WestJet Group, Chief Executive Officer, Alexis von Hoensbroech, said that: “The decision to issue a lockout notice, in response to the actions taken by the union today, was not one that was made lightly, and we sincerely regret the inconvenience and uncertainty this continues to cause for our guests.”

He continued: “It is our responsibility to ensure the safety and complete control of our network at all times, to minimize the risk of stranding our guests, our crews and our aircraft. Our commitment and priority remains at the bargaining table, where we will continue to work around the clock to come to a reasonable agreement as soon as possible, in an effort to prevent labour action.”

In its statement, WestJet emphasized that issuing [the lockout] notice does not mean a work stoppage will occur.

However, in the coming days, the WestJet Group will take all necessary actions to manage the impacts as much as possible, including:

  • Beginning preparations to operate a reduced schedule – unfortunately, this will be a significant reduction from WestJet and Swoop’s current networks.
  • Proactively managing changes and cancellations, to ensure the ability to communicate with guests in advance of changes.
  • Providing flexible change and cancel options for those who wish to make alternate arrangements.

Throughout negotiations, the statement continues, the WestJet Group has brought forward a generous contract that if agreed to will make its first officers and captains the highest paid narrow-body pilots in Canada, with a significant advantage over the next best paying Canadian airline.

Furthermore, the company said, the proposed contract makes generous advancements to address the concerns of WestJet and Swoop pilots surrounding job security and scope. Despite efforts to be reasonable and provide significant improvements to the current contract, the union maintains its expectation of closing in towards U.S.–like wages, despite living and working in Canada.

This expectation is not reasonable and is impeding the WestJet Group’s ability to reach an agreement in advance of the upcoming long weekend.

In issuing its 72-hour strike notice, Capt. Bernard Lewall, chair of the WestJet ALPA Master Executive Council (MEC), pointed out: “After nine months of negotiating, management still fails to understand today’s labour market conditions, leading to a mass exodus of our pilots in search of better work opportunities, and more will follow if this agreement does not meet our pilots’ needs.”

Lewall continued: “Without the economic and job security improvements our pilots require, WestJet will be parking planes, as they will not have enough pilots to operate them or accomplish its own growth strategy.”

The union’s statement indicated that as of 3:00 a.m.

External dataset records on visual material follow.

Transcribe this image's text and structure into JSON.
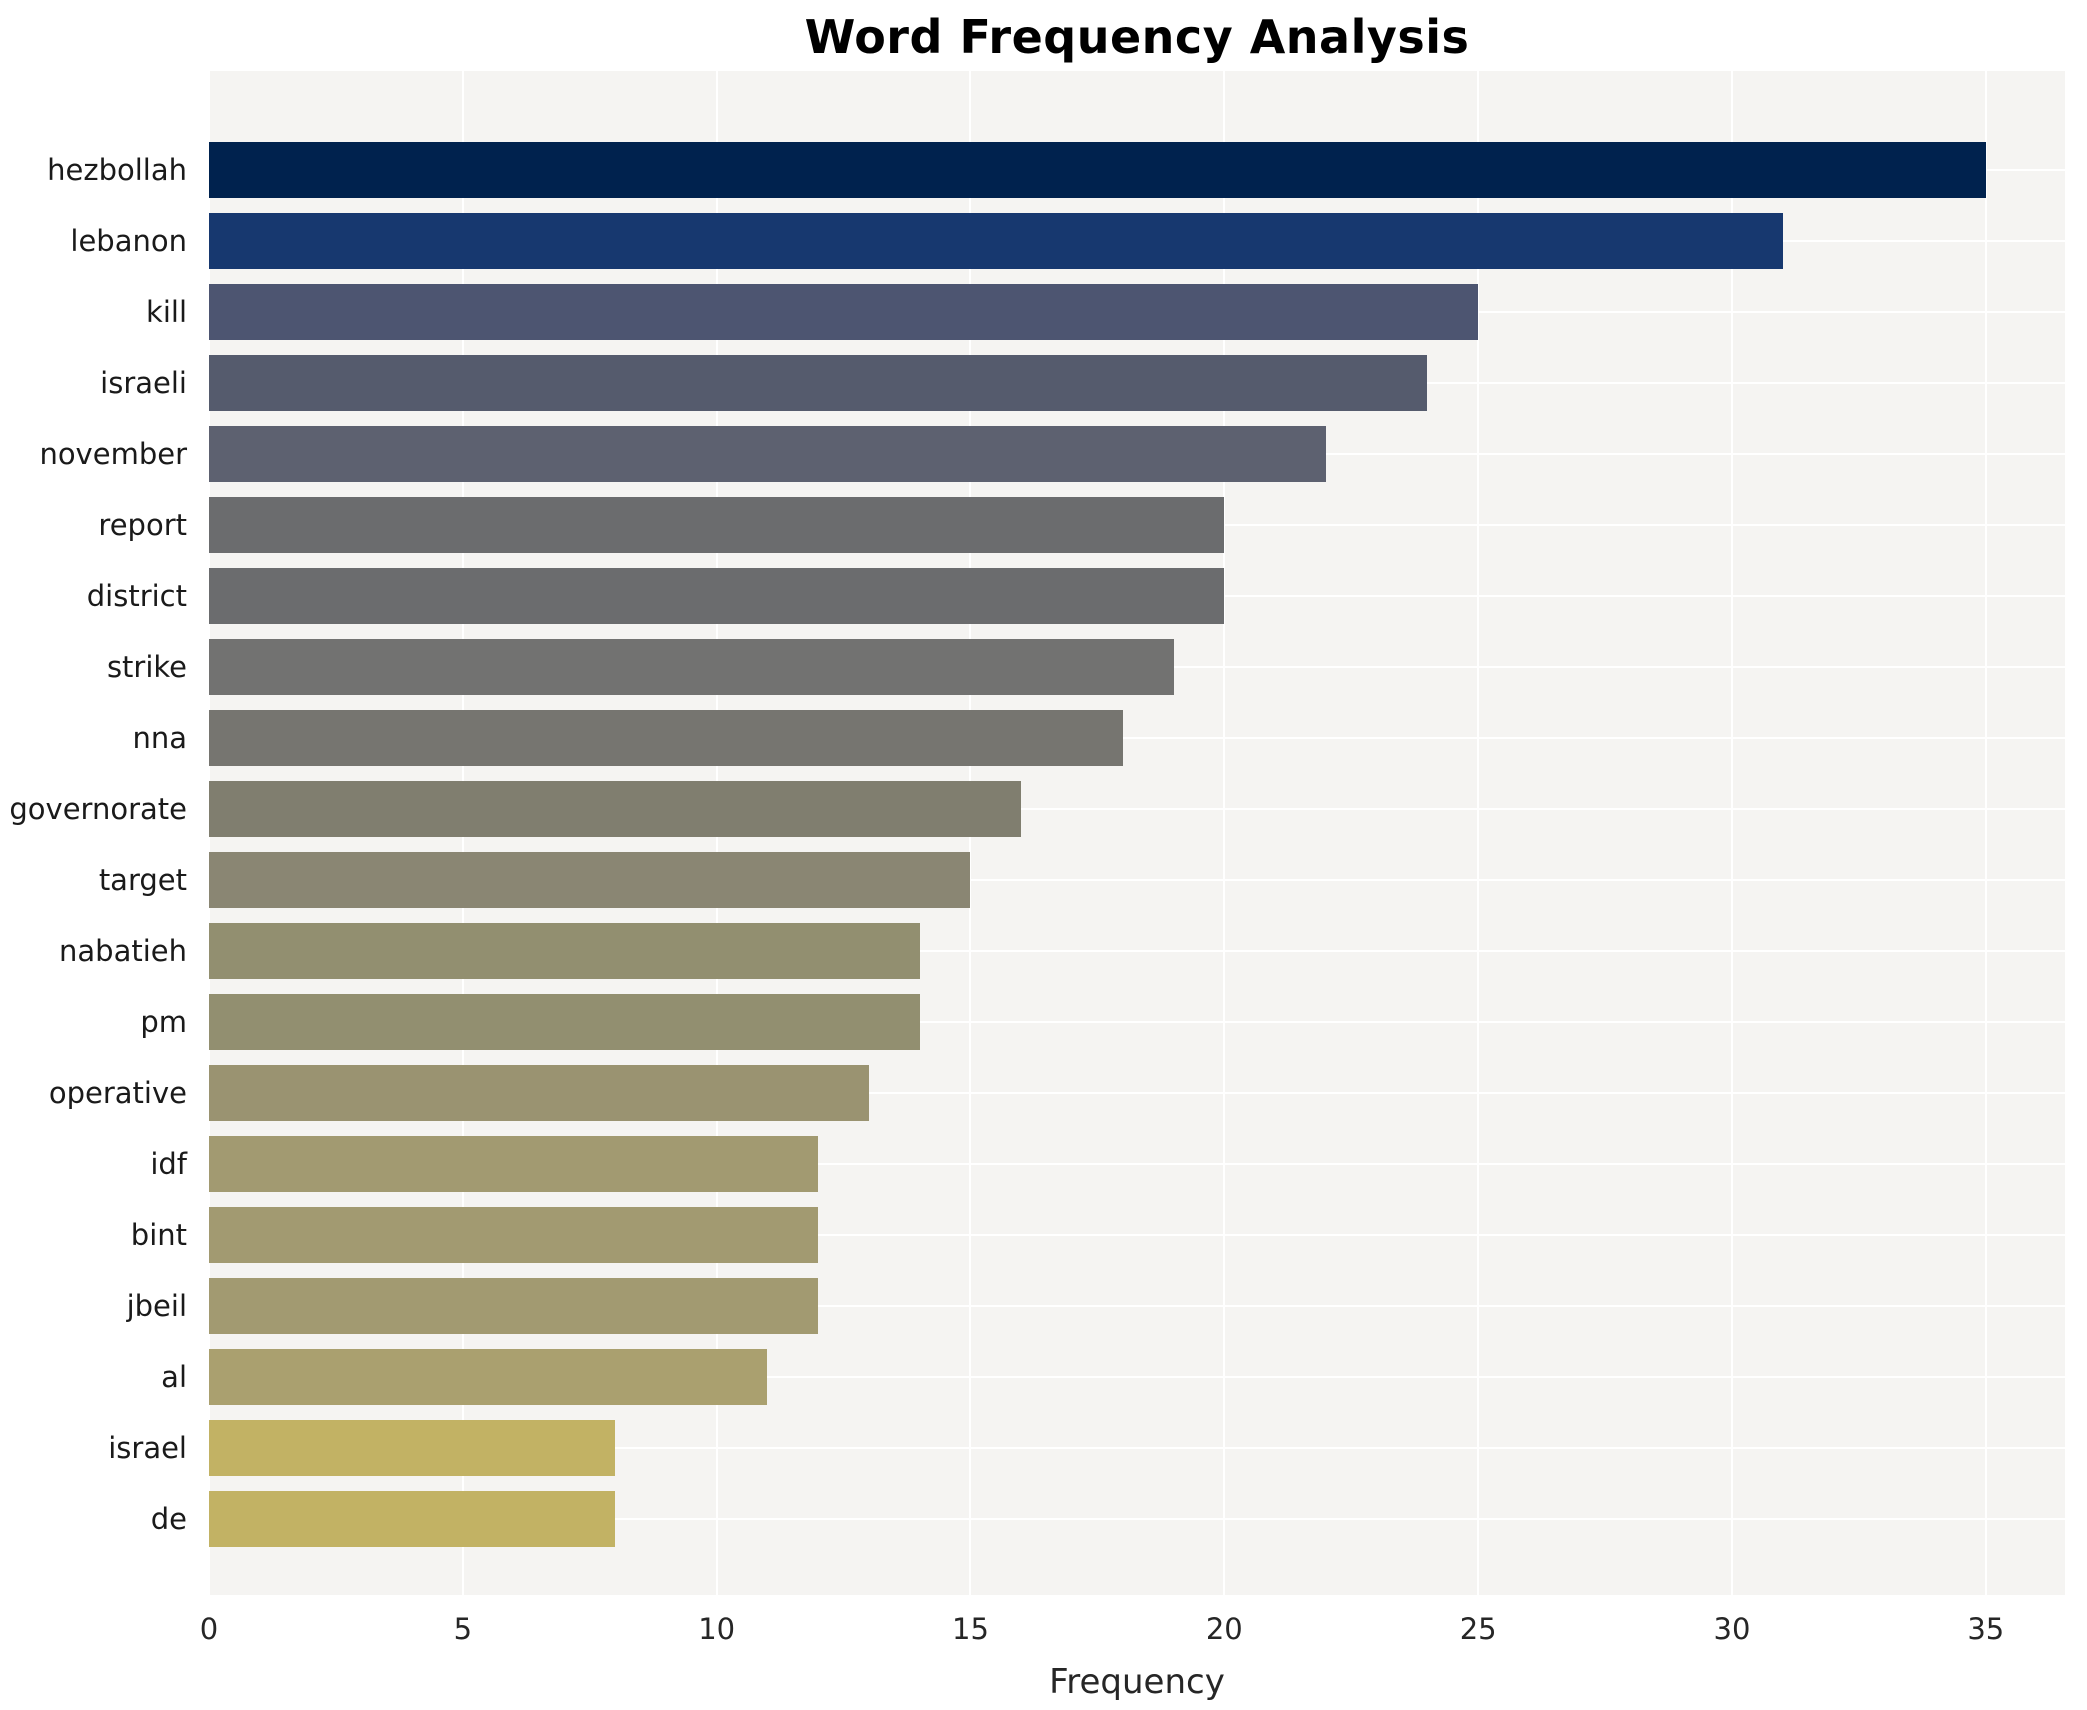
{
  "chart_data": {
    "type": "bar",
    "orientation": "horizontal",
    "title": "Word Frequency Analysis",
    "xlabel": "Frequency",
    "ylabel": "",
    "legend": false,
    "grid": true,
    "colormap": "cividis",
    "xlim": [
      0,
      36.56
    ],
    "xticks": [
      0,
      5,
      10,
      15,
      20,
      25,
      30,
      35
    ],
    "categories": [
      "hezbollah",
      "lebanon",
      "kill",
      "israeli",
      "november",
      "report",
      "district",
      "strike",
      "nna",
      "governorate",
      "target",
      "nabatieh",
      "pm",
      "operative",
      "idf",
      "bint",
      "jbeil",
      "al",
      "israel",
      "de"
    ],
    "values": [
      35,
      31,
      25,
      24,
      22,
      20,
      20,
      19,
      18,
      16,
      15,
      14,
      14,
      13,
      12,
      12,
      12,
      11,
      8,
      8
    ],
    "bar_colors": [
      "#00224e",
      "#17386f",
      "#4d5571",
      "#555b6d",
      "#5d6170",
      "#6b6c6e",
      "#6b6c6e",
      "#727271",
      "#767570",
      "#807e6f",
      "#8a8673",
      "#928f70",
      "#928f70",
      "#9a9371",
      "#a29a71",
      "#a29a71",
      "#a29a71",
      "#aaa06f",
      "#c2b264",
      "#c2b264"
    ],
    "plot_background": "#f5f4f2",
    "gridline_color": "#ffffff",
    "title_color": "#000000",
    "tick_label_color": "#262626"
  }
}
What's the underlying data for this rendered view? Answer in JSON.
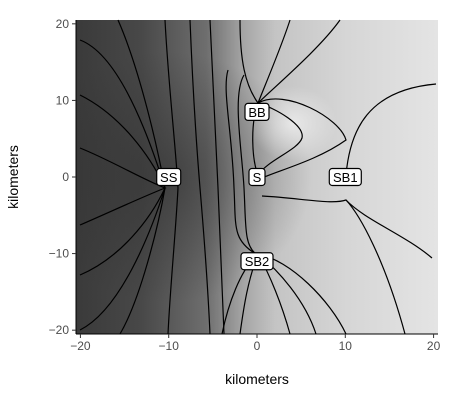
{
  "chart_data": {
    "type": "heatmap",
    "subtype": "contour",
    "title": "",
    "xlabel": "kilometers",
    "ylabel": "kilometers",
    "xlim": [
      -20.5,
      20.5
    ],
    "ylim": [
      -20.5,
      20.5
    ],
    "xticks": [
      -20,
      -10,
      0,
      10,
      20
    ],
    "yticks": [
      -20,
      -10,
      0,
      10,
      20
    ],
    "grid": false,
    "legend": "none",
    "fill_colors": {
      "low": "#3a3a3a",
      "high": "#e4e4e4"
    },
    "contour_color": "#000000",
    "stations": [
      {
        "label": "SS",
        "x": -10,
        "y": 0
      },
      {
        "label": "S",
        "x": 0,
        "y": 0
      },
      {
        "label": "SB1",
        "x": 10,
        "y": 0
      },
      {
        "label": "BB",
        "x": 0,
        "y": 8.5
      },
      {
        "label": "SB2",
        "x": 0,
        "y": -11
      }
    ]
  }
}
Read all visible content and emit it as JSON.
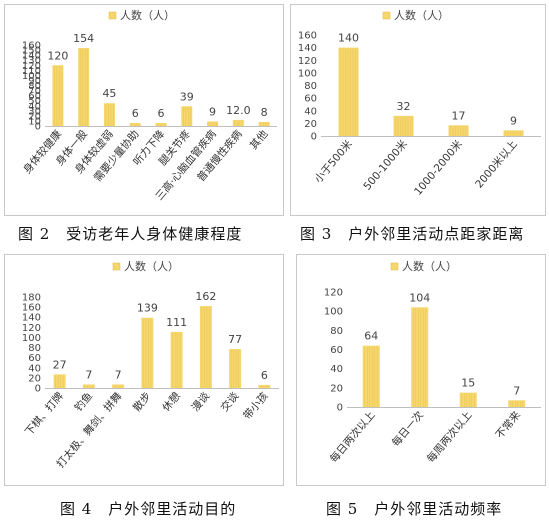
{
  "chart_data": [
    {
      "type": "bar",
      "legend": "人数（人）",
      "categories": [
        "身体较健康",
        "身体一般",
        "身体较虚弱",
        "需要少量协助",
        "听力下降",
        "腿关节疼",
        "三高·心脑血管疾病",
        "普通慢性疾病",
        "其他"
      ],
      "values": [
        120,
        154,
        45,
        6,
        6,
        39,
        9,
        12.0,
        8
      ],
      "value_labels": [
        "120",
        "154",
        "45",
        "6",
        "6",
        "39",
        "9",
        "12.0",
        "8"
      ],
      "ylim": [
        0,
        160
      ],
      "yticks": [
        0,
        10,
        20,
        30,
        40,
        50,
        60,
        70,
        80,
        90,
        100,
        110,
        120,
        130,
        140,
        150,
        160
      ],
      "color": "#f5d76e",
      "caption": "图 2　受访老年人身体健康程度"
    },
    {
      "type": "bar",
      "legend": "人数（人）",
      "categories": [
        "小于500米",
        "500-1000米",
        "1000-2000米",
        "2000米以上"
      ],
      "values": [
        140,
        32,
        17,
        9
      ],
      "value_labels": [
        "140",
        "32",
        "17",
        "9"
      ],
      "ylim": [
        0,
        160
      ],
      "yticks": [
        0,
        20,
        40,
        60,
        80,
        100,
        120,
        140,
        160
      ],
      "color": "#f5d76e",
      "caption": "图 3　户外邻里活动点距家距离"
    },
    {
      "type": "bar",
      "legend": "人数（人）",
      "categories": [
        "下棋、打牌",
        "钓鱼",
        "打太极、舞剑、拼舞",
        "散步",
        "休憩",
        "漫谈",
        "交谈",
        "带小孩"
      ],
      "values": [
        27,
        7,
        7,
        139,
        111,
        162,
        77,
        6
      ],
      "value_labels": [
        "27",
        "7",
        "7",
        "139",
        "111",
        "162",
        "77",
        "6"
      ],
      "ylim": [
        0,
        180
      ],
      "yticks": [
        0,
        20,
        40,
        60,
        80,
        100,
        120,
        140,
        160,
        180
      ],
      "color": "#f5d76e",
      "caption": "图 4　户外邻里活动目的"
    },
    {
      "type": "bar",
      "legend": "人数（人）",
      "categories": [
        "每日两次以上",
        "每日一次",
        "每周两次以上",
        "不常来"
      ],
      "values": [
        64,
        104,
        15,
        7
      ],
      "value_labels": [
        "64",
        "104",
        "15",
        "7"
      ],
      "ylim": [
        0,
        120
      ],
      "yticks": [
        0,
        20,
        40,
        60,
        80,
        100,
        120
      ],
      "color": "#f5d76e",
      "caption": "图 5　户外邻里活动频率"
    }
  ]
}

ET on May 19, the WestJet pilots plan to begin lawful job action, which could include grounding all aircraft and effectively shutting down operations.

Said Lewall: “Flight disruptions are never an ideal outcome, especially given the tremendous support our guests have shown us, and we want to continue being a major contributor to our company’s success by helping WestJet realize its growth strategy. However, WestJet pilots will withdraw our services to secure a contract that will fix many of the airline’s labour problems and make it a career destination for pilots once again.”

WestJet Group’s von Hoensbroech said: “We truly value the work and contributions of our pilots. We believe with a commitment from both parties, an agreement is achievable and are committed to offering pilots a competitive collective agreement with meaningful improvements for the Canadian market, whilst remaining competitive at the same time.”

Both parties remain at the bargaining table as negotiations continue.

ALPA’s Lewall said: “We are hopeful today’s strike notice filing will provide management with the incentive to recognize just how dire the situation is and reach an agreement with us. That’s why we will continue to make our negotiators available 24/7 during the remainder of the 72-hour strike notice period.”

In its statement, WestJet Group made it clear that should flight delays or cancellations occur, impacted guests will be refunded or re-accommodated, as applicable.